The most a team could play is 12, if they played all of the other six teams twice each.

The fewest possible is 6, if they played each of the other teams once. So on the face of it it looks as if the seven different possible numbers of games are 6,7,8,9,10,11,12.

However if a team played each other team once there can’t be team that played every team twice, as that would include the first team, leading to a contradiction.

So there are two scenarios regarding number of games played: either 6,7,8,9,10,11 or 7,8,9,10,11,12. If you were expecting seven different possibilities, reread the question and find that only the other six team’s numbers of games have to be different, and Nuneaton Predators number of games can be a repeat of one of those. That is the key to finding the number of games played by the Predators.

Let’s just consider the 7,8,9,10,11,12 scenario. One team, let’s call it A, must play every team twice, to become a team with 12 games.

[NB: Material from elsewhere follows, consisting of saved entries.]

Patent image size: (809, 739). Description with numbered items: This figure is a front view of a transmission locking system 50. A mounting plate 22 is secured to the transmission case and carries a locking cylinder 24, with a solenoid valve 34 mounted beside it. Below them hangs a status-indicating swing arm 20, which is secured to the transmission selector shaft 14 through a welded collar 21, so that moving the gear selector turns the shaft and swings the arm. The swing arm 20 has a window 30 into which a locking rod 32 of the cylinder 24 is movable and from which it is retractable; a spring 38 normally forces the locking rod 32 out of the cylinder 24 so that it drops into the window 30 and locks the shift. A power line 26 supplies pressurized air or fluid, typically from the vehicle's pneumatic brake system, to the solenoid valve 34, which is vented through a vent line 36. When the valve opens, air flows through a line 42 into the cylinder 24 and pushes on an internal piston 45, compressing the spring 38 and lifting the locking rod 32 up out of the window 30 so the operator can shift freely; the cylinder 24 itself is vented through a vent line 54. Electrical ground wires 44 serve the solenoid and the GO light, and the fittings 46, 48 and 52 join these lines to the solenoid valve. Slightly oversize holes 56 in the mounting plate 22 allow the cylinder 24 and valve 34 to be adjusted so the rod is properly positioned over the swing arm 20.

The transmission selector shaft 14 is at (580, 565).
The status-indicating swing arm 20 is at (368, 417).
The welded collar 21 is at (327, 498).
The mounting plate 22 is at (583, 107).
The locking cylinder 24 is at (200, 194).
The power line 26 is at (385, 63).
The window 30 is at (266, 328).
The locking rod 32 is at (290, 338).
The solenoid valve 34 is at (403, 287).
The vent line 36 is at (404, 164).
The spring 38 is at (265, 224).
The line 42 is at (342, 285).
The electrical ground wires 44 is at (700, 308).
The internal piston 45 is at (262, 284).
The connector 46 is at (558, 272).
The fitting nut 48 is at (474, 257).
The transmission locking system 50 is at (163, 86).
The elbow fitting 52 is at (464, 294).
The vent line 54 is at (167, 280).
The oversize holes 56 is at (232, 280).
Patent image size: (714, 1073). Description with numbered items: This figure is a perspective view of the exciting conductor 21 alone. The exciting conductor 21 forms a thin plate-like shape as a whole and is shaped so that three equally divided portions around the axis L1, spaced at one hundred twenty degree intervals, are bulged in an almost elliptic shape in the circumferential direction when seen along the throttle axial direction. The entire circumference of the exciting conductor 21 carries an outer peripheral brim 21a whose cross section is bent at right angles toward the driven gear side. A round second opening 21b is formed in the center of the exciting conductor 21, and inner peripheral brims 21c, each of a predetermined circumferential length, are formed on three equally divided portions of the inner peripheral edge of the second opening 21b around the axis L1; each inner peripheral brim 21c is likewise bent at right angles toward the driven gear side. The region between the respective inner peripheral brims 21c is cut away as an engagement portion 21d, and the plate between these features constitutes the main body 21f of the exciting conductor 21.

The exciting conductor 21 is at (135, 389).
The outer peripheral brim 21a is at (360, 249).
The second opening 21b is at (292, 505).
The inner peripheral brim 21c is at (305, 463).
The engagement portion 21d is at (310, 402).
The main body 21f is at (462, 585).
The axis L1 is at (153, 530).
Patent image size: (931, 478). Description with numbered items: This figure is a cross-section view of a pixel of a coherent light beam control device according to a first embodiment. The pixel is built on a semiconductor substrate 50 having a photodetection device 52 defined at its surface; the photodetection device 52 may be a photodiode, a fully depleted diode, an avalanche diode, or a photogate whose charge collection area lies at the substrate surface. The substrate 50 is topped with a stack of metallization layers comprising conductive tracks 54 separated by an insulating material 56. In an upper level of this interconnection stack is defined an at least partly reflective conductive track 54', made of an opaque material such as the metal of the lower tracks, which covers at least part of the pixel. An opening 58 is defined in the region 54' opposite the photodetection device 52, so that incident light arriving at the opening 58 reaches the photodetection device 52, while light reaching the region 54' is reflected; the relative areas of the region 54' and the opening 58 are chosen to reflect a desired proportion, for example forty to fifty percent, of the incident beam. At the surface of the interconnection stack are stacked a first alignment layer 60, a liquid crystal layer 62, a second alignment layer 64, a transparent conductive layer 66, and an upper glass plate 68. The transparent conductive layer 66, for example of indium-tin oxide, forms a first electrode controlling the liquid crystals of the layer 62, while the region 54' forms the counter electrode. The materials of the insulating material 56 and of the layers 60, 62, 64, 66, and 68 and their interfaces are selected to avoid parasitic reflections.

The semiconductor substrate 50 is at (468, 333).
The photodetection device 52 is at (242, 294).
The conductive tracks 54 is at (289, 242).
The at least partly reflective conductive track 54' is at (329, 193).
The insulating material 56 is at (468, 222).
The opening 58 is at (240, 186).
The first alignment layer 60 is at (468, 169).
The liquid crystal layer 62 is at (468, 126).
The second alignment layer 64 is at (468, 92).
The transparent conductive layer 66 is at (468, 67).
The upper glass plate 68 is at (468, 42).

Another team, say B, plays A twice and every other team once, totalling 7 games. Team C plays A twice and B once, and every other team twice to be the team with 11 games. Team D plays teams A and C twice each, and team B and every other team only once, to total 8. Team E plays B and D once each and every other team twice, making 10. Teams F and G have played A, C and E twice, and B and D once, making 8 so far. If they play each other once, they will both be on 9 games, but if they play each other twice they will both be on 10 games, along with team E. In that second situation, no team has played exactly 9 times, so that can’t be the correct situation. Those two teams play 9 games each, and one them must be Nuneaton Predators.

If you do the same thing considering the 6,7,8,9,10,11 scenario, you will again find that the repeated number of games is 9, and so one of those teams must be Nuneaton Predators.

Nuneaton Predators played nine times.